Most students at Belmont Elementary, a Title I school, come from low-income families that may not have access to nutritious foods, or the parents might not know how to cook healthy meals. To help bridge that gap, DaCoach reaches out to his students’ families via text, email and social media to keep them in the loop and share with them the nutrition and wellness portion of their children’s lessons.
A DEEP COMMITMENT TO HOLISTIC HEALTH AND WELLNESS
DaCoach came about his deep commitment to health and wellness the hard way. Five years ago, he had been suffering for some time from what he thought was asthma. He’d grown up active and athletic, and had already been involved with Marathon Kids for six years at this point. He had also become a certified personal trainer several years earlier and founded GameOn! Fitness, his personal training company. Then he found himself in the position of being 40 years old and facing open-heart surgery to correct a congenital heart condition he’d never known he had.
His doctors told him it would take two to three months post-surgery for him to get back into the swing of teaching, coaching and personal training.
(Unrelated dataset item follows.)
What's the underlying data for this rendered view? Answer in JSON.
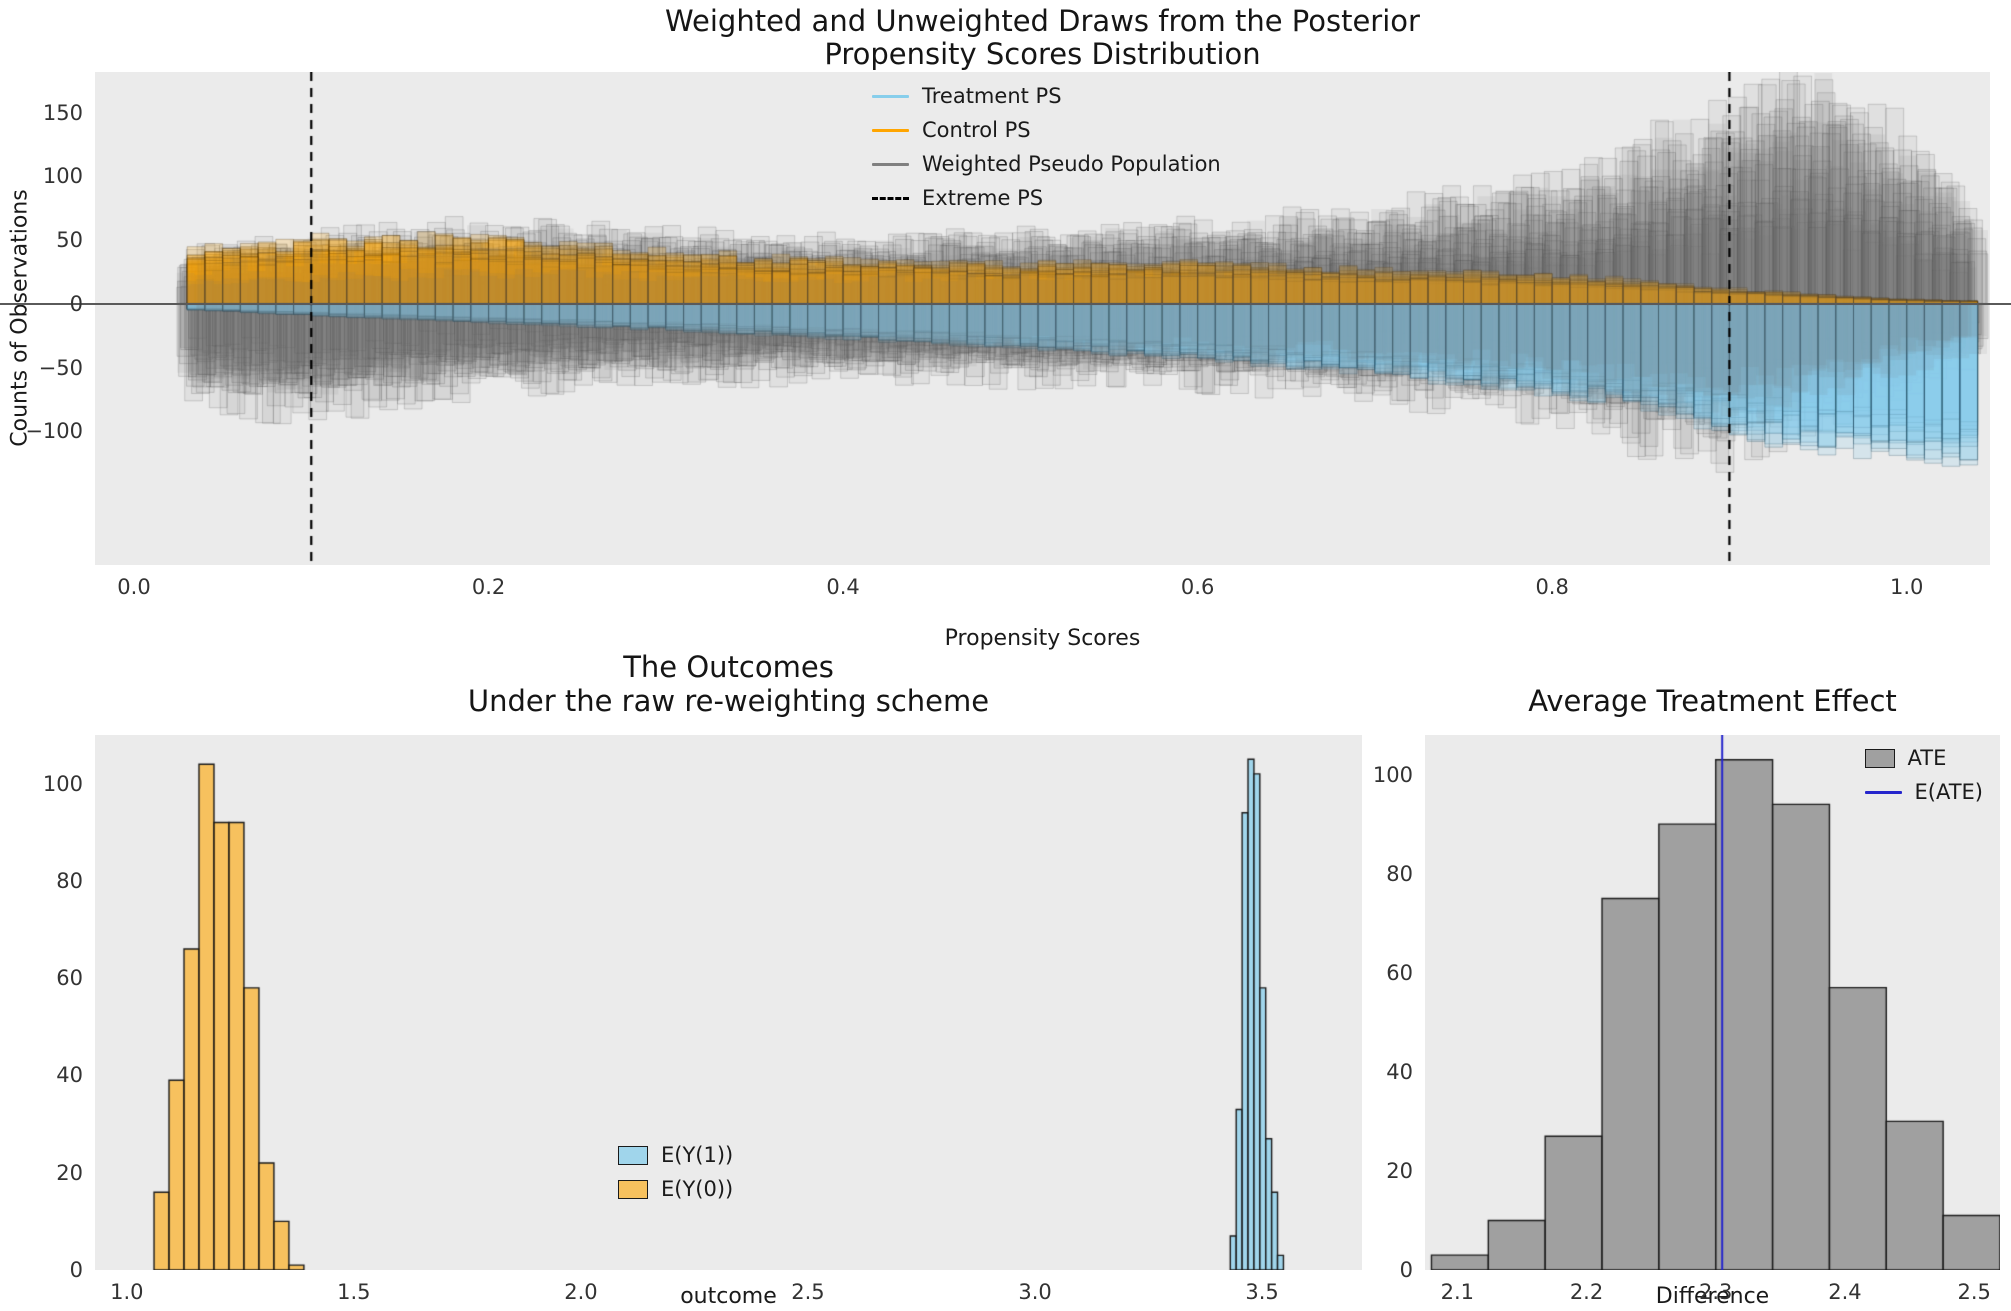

DaCoach was back on the job three weeks later. He credits his quick recovery to a lifetime of being active and fit, and to the fact that he adopted a vegan diet after his heart surgery.
DaCoach always makes a point of sharing his story and his knowledge of nutrition with his students. He also leads them through weekly mindfulness and meditation sessions to support their mental and emotional wellbeing. So how open are the students to embracing his lessons and incorporating plant-based foods into their diets?
“The kids want to eat their chips and candy,” DaCoach says, “but I tell them it must be incorporated with healthy foods. They also all want chicken boxes.” A local fast-food favorite, “chicken boxes” are boxes loaded with fried chicken and french fries. “The chicken box is everywhere around here,” says DaCoach. “It’s a cultural thing in Baltimore, and the kids prefer that to fruits and veggies. But I try to teach them about making sure your food counts.”
DaCoach teaches his students that healthful foods fuel your body and help you recover from illness and injury more quickly, as he experienced after his heart surgery. In being introduced to these foods, concepts and practices early on, he believes his students will be more likely to incorporate them into their lifestyle for a lifetime of better health.